Inna lillahi wa inna ilaihi roji’un..
Patmi, seorang perempuan berusia 45 tahun, asal Desa Larangan, Kecamatan Tambakromo, Kabupaten Pati, meninggal dunia pada selasa, 21 Maret 2017, pukul 02.55 dini hari.
Patmi adalah salah satu peserta aksi cor kaki di depan Istana Negara yang menolak keberadaan pabrik Semen Indonesia di Rembang, Jawa Tengah. Kata dokter Rumah Sakit St. Carolus, Patmi meninggal mendadak karena serangan jantung. Dugaan lainnya karena ada masalah dengan aliran darah di tubuhnya.

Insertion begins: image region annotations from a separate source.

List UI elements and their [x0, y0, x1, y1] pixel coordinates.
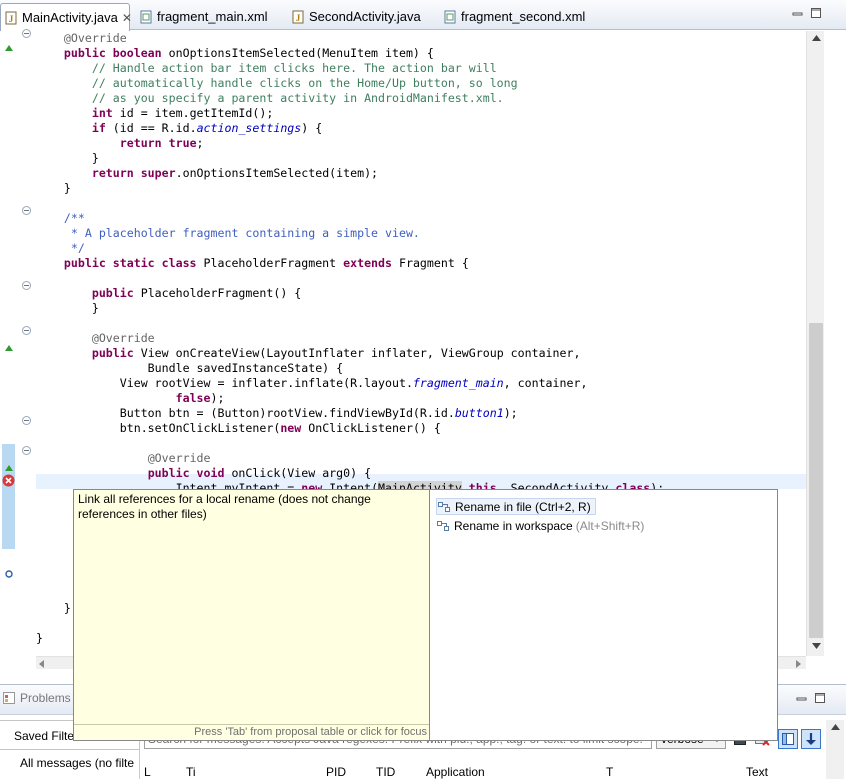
fold-collapse-icon[interactable] [22, 29, 31, 38]
bottom-window-controls [796, 692, 826, 704]
code-line[interactable]: } [36, 181, 71, 196]
log-column-tid[interactable]: TID [376, 765, 395, 779]
code-line[interactable]: // as you specify a parent activity in A… [36, 91, 504, 106]
scroll-up-icon[interactable] [811, 33, 821, 43]
code-line[interactable]: Bundle savedInstanceState) { [36, 361, 343, 376]
fold-collapse-icon[interactable] [22, 446, 31, 455]
code-line[interactable]: } [36, 151, 99, 166]
maximize-icon[interactable] [810, 7, 822, 19]
override-marker-icon [4, 41, 14, 55]
proposal-info-popup[interactable]: Link all references for a local rename (… [73, 489, 430, 741]
code-line[interactable]: @Override [36, 331, 155, 346]
fold-collapse-icon[interactable] [22, 416, 31, 425]
code-line[interactable]: @Override [36, 451, 211, 466]
tab-label: Problems [20, 691, 71, 705]
code-line[interactable]: public View onCreateView(LayoutInflater … [36, 346, 581, 361]
proposal-description: Link all references for a local rename (… [78, 492, 371, 521]
maximize-icon[interactable] [814, 692, 826, 704]
rename-proposals-list: Rename in file (Ctrl+2, R) Rename in wor… [430, 489, 778, 741]
tab-label: SecondActivity.java [309, 9, 421, 24]
editor-vertical-scrollbar[interactable] [806, 31, 824, 656]
tab-label: fragment_second.xml [461, 9, 586, 24]
close-tab-icon[interactable]: ✕ [122, 11, 132, 25]
fold-collapse-icon[interactable] [22, 206, 31, 215]
code-line[interactable]: } [36, 601, 71, 616]
minimize-icon[interactable] [796, 692, 808, 704]
tab-problems[interactable]: Problems [2, 691, 71, 705]
java-file-icon: J [291, 10, 305, 24]
tab-label: fragment_main.xml [157, 9, 268, 24]
proposal-shortcut: (Alt+Shift+R) [575, 518, 645, 533]
rename-link-icon [436, 519, 450, 533]
override-marker-icon [4, 461, 14, 475]
proposal-rename-in-workspace[interactable]: Rename in workspace (Alt+Shift+R) [436, 517, 648, 534]
code-line[interactable]: btn.setOnClickListener(new OnClickListen… [36, 421, 441, 436]
log-column-time[interactable]: Ti [186, 765, 196, 779]
code-line[interactable]: int id = item.getItemId(); [36, 106, 274, 121]
log-vertical-scrollbar[interactable] [826, 720, 844, 779]
fold-collapse-icon[interactable] [22, 281, 31, 290]
code-line[interactable]: public boolean onOptionsItemSelected(Men… [36, 46, 434, 61]
svg-text:J: J [296, 13, 301, 23]
fold-collapse-icon[interactable] [22, 326, 31, 335]
log-column-application[interactable]: Application [426, 765, 485, 779]
tab-mainactivity-java[interactable]: J MainActivity.java ✕ [0, 3, 132, 31]
xml-file-icon [139, 10, 153, 24]
code-line[interactable]: /** [36, 211, 85, 226]
folding-ruler [18, 29, 36, 669]
scrollbar-thumb[interactable] [809, 323, 823, 638]
bookmark-dot-icon [5, 567, 13, 581]
tab-fragment-second-xml[interactable]: fragment_second.xml [440, 3, 610, 30]
override-marker-icon [4, 341, 14, 355]
scroll-lock-icon[interactable] [801, 729, 821, 749]
scroll-down-icon[interactable] [811, 641, 821, 651]
filter-item-all-messages[interactable]: All messages (no filte [20, 756, 134, 770]
error-icon[interactable] [2, 474, 15, 490]
code-line[interactable]: } [36, 301, 99, 316]
proposal-footer-hint: Press 'Tab' from proposal table or click… [74, 724, 429, 740]
toggle-filters-panel-icon[interactable] [778, 729, 798, 749]
log-column-text[interactable]: Text [746, 765, 768, 779]
code-line[interactable]: public PlaceholderFragment() { [36, 286, 301, 301]
log-column-level[interactable]: L [144, 765, 151, 779]
code-line[interactable]: Button btn = (Button)rootView.findViewBy… [36, 406, 518, 421]
code-line[interactable]: false); [36, 391, 225, 406]
proposal-label: Rename in workspace [454, 518, 573, 533]
log-column-pid[interactable]: PID [326, 765, 346, 779]
xml-file-icon [443, 10, 457, 24]
editor-tab-bar: J MainActivity.java ✕ fragment_main.xml … [0, 0, 846, 31]
log-column-tag[interactable]: T [606, 765, 613, 779]
code-line[interactable]: View rootView = inflater.inflate(R.layou… [36, 376, 588, 391]
tab-label: MainActivity.java [22, 10, 118, 25]
scroll-right-icon[interactable] [794, 658, 802, 672]
log-table-header: L Ti PID TID Application T Text [144, 763, 824, 779]
code-line[interactable]: // automatically handle clicks on the Ho… [36, 76, 518, 91]
svg-text:J: J [9, 14, 14, 24]
scroll-left-icon[interactable] [38, 658, 46, 672]
code-line[interactable]: public static class PlaceholderFragment … [36, 256, 469, 271]
annotation-gutter [0, 31, 18, 669]
code-line[interactable]: // Handle action bar item clicks here. T… [36, 61, 497, 76]
minimize-icon[interactable] [792, 7, 804, 19]
tab-fragment-main-xml[interactable]: fragment_main.xml [136, 3, 284, 30]
proposal-rename-in-file[interactable]: Rename in file (Ctrl+2, R) [436, 498, 596, 515]
code-line[interactable]: * A placeholder fragment containing a si… [36, 226, 420, 241]
java-file-icon: J [4, 11, 18, 25]
code-line[interactable]: } [36, 631, 43, 646]
proposal-label: Rename in file (Ctrl+2, R) [455, 499, 591, 514]
code-line[interactable]: return true; [36, 136, 204, 151]
tab-secondactivity-java[interactable]: J SecondActivity.java [288, 3, 438, 30]
code-line[interactable]: public void onClick(View arg0) { [36, 466, 371, 481]
code-line[interactable]: return super.onOptionsItemSelected(item)… [36, 166, 378, 181]
problems-icon [2, 691, 16, 705]
code-line[interactable]: */ [36, 241, 85, 256]
linked-mode-range-bar [2, 444, 15, 549]
code-line[interactable]: if (id == R.id.action_settings) { [36, 121, 322, 136]
code-line[interactable]: @Override [36, 31, 127, 46]
scroll-up-icon[interactable] [830, 722, 840, 732]
editor-window-controls [792, 7, 822, 19]
rename-link-icon [437, 500, 451, 514]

Sebelumnya, pada jum’at (17/3), Tim Dokter dari RSCM yang datang bersama Deputi II Bidang Kajian dan Pengelolaan Program Prioritas merekomendasikan untuk menghentikan aksi cor kaki dengan alasan dapat mengancam kesehatan. Jauh sebelum itu, Wicaksono Narendro Utomo, salah satu Dokter Rumah Sakit Islam Cempaka Putih, yang menjadi Tim Kesehatan pendamping aksi cor kaki, pada Senin (13/3) sudah mewanti-wanti aksi tersebut sangat berbahaya jika dilakukan dalam waktu yang lama.
Menurutnya, kondisi kaki dibelenggu beton semen mengakibatkan aliran darah ke seluruh tubuh menjadi tidak normal, terutama yang menuju ke kaki. Wicaksono memperkirakan kondisi peserta aksi hanya bisa bertahan selama lima hari. Jika lebih dari itu, maka akan mengancam keselamatan. Terbukti, pada selasa dini hari, sejarah telah mencatat aksi cor kaki telah merenggut nyawa salah satu pesertanya.
Peristiwa ini seharusnya menjadi tamparan keras bagi para LSM yang banyak melibatkan perempuan dalam aksi penolakan pabrik semen di Rembang. Keprihatinan yang digembar-gemborkan oleh LBH, Walhi, Komnas Perempuan, dan LSM lainnya yang sok peduli hanyalah omong kosong belaka. Mungkin, bagi mereka suara toa di depan istana lebih berharga ketimbang nyawa yang “dipaksa” memasung kaki dengan semen.
Kematian Patmi harus menjadi tanggungjawab LSM dan provokator yang mengaku peduli di atas kepentingannya sendiri. Para peserta aksi itu bukan boneka yang bisa dijadikan objek pengambilan foto lalu dibumbui dengan tulisan drama penuh kepalsuan. Lebih ironis lagi, para peserta aksi yang rela mengecor kakinya dan mempersembahkan nyawanya itu juga tidak mengerti kepentingan apa yang ada di balik semangat juang para LSM dan penyuruhnya.
Selain LSM, koordinator Jaringan Masyarakat Peduli Pegunungan Kendeng (JMPPK), Joko Prianto, dan orang yang paling getol menolak Semen di Rembang, Gunretno, juga harus bertanggung jawab atas kematian Patmi.
Joko Prianto, dengan pongahnya bahkan mengancam akan menambah petani dan warga untuk ikut serta mengecor kaki. Langkah ini dilakukan sampai ambisinya bertemu presiden terpenuhi utk mencabut izin berdirinya pabrik Semen di Rembang.
Padahal, Presiden Jokowi sendiri tidak akan mencabut izin yang diterbitkan oleh Gubernur Jawa Tengah, Ganjar Pranowo. Sebab hal itu merupakan wewenang dan kebijakan pemerintah daerah. Lantas, apakah tidak mubadzir dan sia-sia aksi cor di depan istana negara tersebut? Apakah Joko Prianto menyadari bahwa aksinya salah sasaran?
JMPPK dalam hal ini Joko Prianto, Gunretno, LBH, Komnas Perempuan, Walhi dan LSM lain yang terlibat dalam aksi tersebut, telah melakukan pengabaian terhadap keselamatan peserta aksi. Sikap “biarkan saja” atas kematian Patmi ini merupakan kejahatan nyata. Tindakan memasung semen berhari-hari dengan resiko menerima badan yang sangat Lelah, menderita insomia, sesak napas, lemah otot, berkeringat dan pusing serta perasaan tidak nyaman di dada, merupakan bagian dari kelalaian yang tidak diperhitungkan oleh perencana dan peserta aksi.